The Catholic Diocese of El Paso announced Thursday morning that Bishop Armando X. Ochoa is being transferred to Fresno, Calif., as per orders from the Vatican.

The Vatican announced in its website that Pope Benedict XVI named 68-year-old Ochoa, who was appointed bishop of the El Paso diocese in 1996, as bishop of Fresno.

“Its really with a sad heart that I take this new responsibility, this has been my home and more than just a home, it’s been my family for the past 15 years,” the Bishop said in a news conference Thursday morning. The charismatic bishop said the border has embraced him. “It’s certainly with very, very mixed emotions that I accept this particular challenge. But always knowing that it’s not my will, but his (God’s) will be done,” Bishop Ochoa said.
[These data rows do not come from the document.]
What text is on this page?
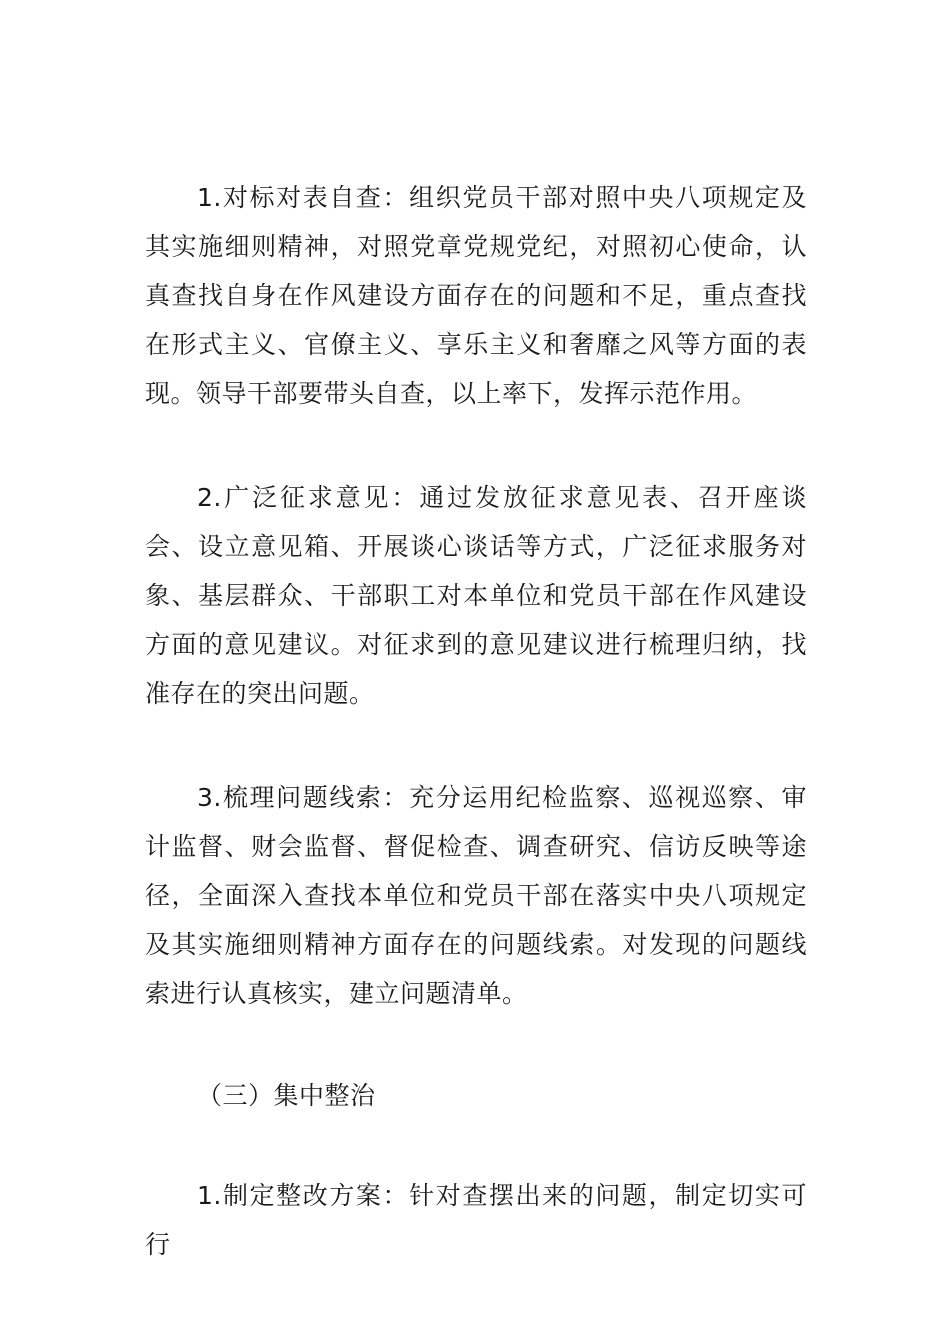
1.对标对表自查：组织党员干部对照中央八项规定及其实施细则精神，对照党章党规党纪，对照初心使命，认真查找自身在作风建设方面存在的问题和不足，重点查找在形式主义、官僚主义、享乐主义和奢靡之风等方面的表现。领导干部要带头自查，以上率下，发挥示范作用。

2.广泛征求意见：通过发放征求意见表、召开座谈会、设立意见箱、开展谈心谈话等方式，广泛征求服务对象、基层群众、干部职工对本单位和党员干部在作风建设方面的意见建议。对征求到的意见建议进行梳理归纳，找准存在的突出问题。

3.梳理问题线索：充分运用纪检监察、巡视巡察、审计监督、财会监督、督促检查、调查研究、信访反映等途径，全面深入查找本单位和党员干部在落实中央八项规定及其实施细则精神方面存在的问题线索。对发现的问题线索进行认真核实，建立问题清单。

（三）集中整治

1.制定整改方案：针对查摆出来的问题，制定切实可行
The Bishop will now lead a much bigger diocese. El Paso Diocese has 55 parishes and 20 missions. Fresno’s has 89 parishes and 44 missions. There are 11 Catholic school in El Paso and 22 in Fresno. The Bishop said he found out about his reassignment two weeks ago.

The last couple of years of his tenure have been eventful. Thousands of Mexican families have moved to El Paso, fleeing the violence that plagues their home country. “How is it incumbent upon us to reach out to these folks? Well we have tremendous challenges being in the border region but I have no doubt that with so much collaberation, we’ll continue to grow as a faith community here… the church has to be a welcoming community. I can’t begin to imagine what many of our sisters and brothers here in El Paso who have grandma and grandpa living right across the border or who have their aunts and uncles or cousins and are not even able to go to a funeral,” the Bishop said.

The last couple of years have also been marked by the city’s benefits battle turned recall effort that some say has divided the El Paso Catholic community. Bishop Ochoa relocated Father Michael Rodriguez after the priest very publicly opposed City Council’s decision to extend health insurance to gay and unwed partners of city employees.

“All Catholics are obliged to oppose the legal recognition of homosexual unions”, Father Rodriguez told Council in June.

Bishop Ochoa said the Church could not risk losing their tax-exempt, non-profit status. “This is an ongoing investigation and I don’t get into personnel matters, but obviously the church is going to be involved in a thousand and one different things but there is no way that the church is going to enter into a situation where we’re going to put a jeopardy our 501-c3 status by mixing politics and the pulpit and so that’s enough to be said on that particular issue,” he said.

In a “Real Catholic TV” online episode shot in El Paso, parishoners from San Juan Bautista, where Father Rodriguez taught, were upset by the priest’s move. “It is not just about tolerating evil, we have to fight evil,” one woman said. The host of the program also said “this battle royale over authentic catholicism has been brewing.” Another church-goer said Father Rodriguez was “bringing forth the truth.”

When asked what his message was for Catholics, in light of the benefits issue, Bishop Ochoa said “We know what the church teaches, we have to put that in action, we have to challenge our people to understand what is our church saying, and why. Obviously, there are people who are going to put different spins on this but we have to undertand the dignity of human beings.”

The Bishop then referred to World AIDS Day, which landed on the same day of the news conference. “I cant begin to put myself in the family situation where a son or a daughter is livign with AIDS, I feel so badly for families of that nature. Whatever caused that situation is water under the bridge, but the reality is we have to continue to live and extend our faith and our well wishes,” the Bishop said.

According to the Fresno Bee, Ochoa will succeed Bishop John Steinbock, who died Dec. 5, 2010. Armando Ochoa was born April 9, 1943, in Oxnard, Calif.. He studied at St. John’s Seminary in Camarillo, and was ordained a priest for the Archdiocese of Los Angeles in 1970, the newspaper reported.

Ochoa served at three parishes in Los Angeles before becoming an administrator of Sacred Heart Parish in Lincoln Heights in 1984. He was named an auxiliary bishop for the Los Angeles archdiocese in 1987.

When asked when the Vatican would be announcing his replacement, the Bishop said “your guess is as good as mine.”

The process could take about a year.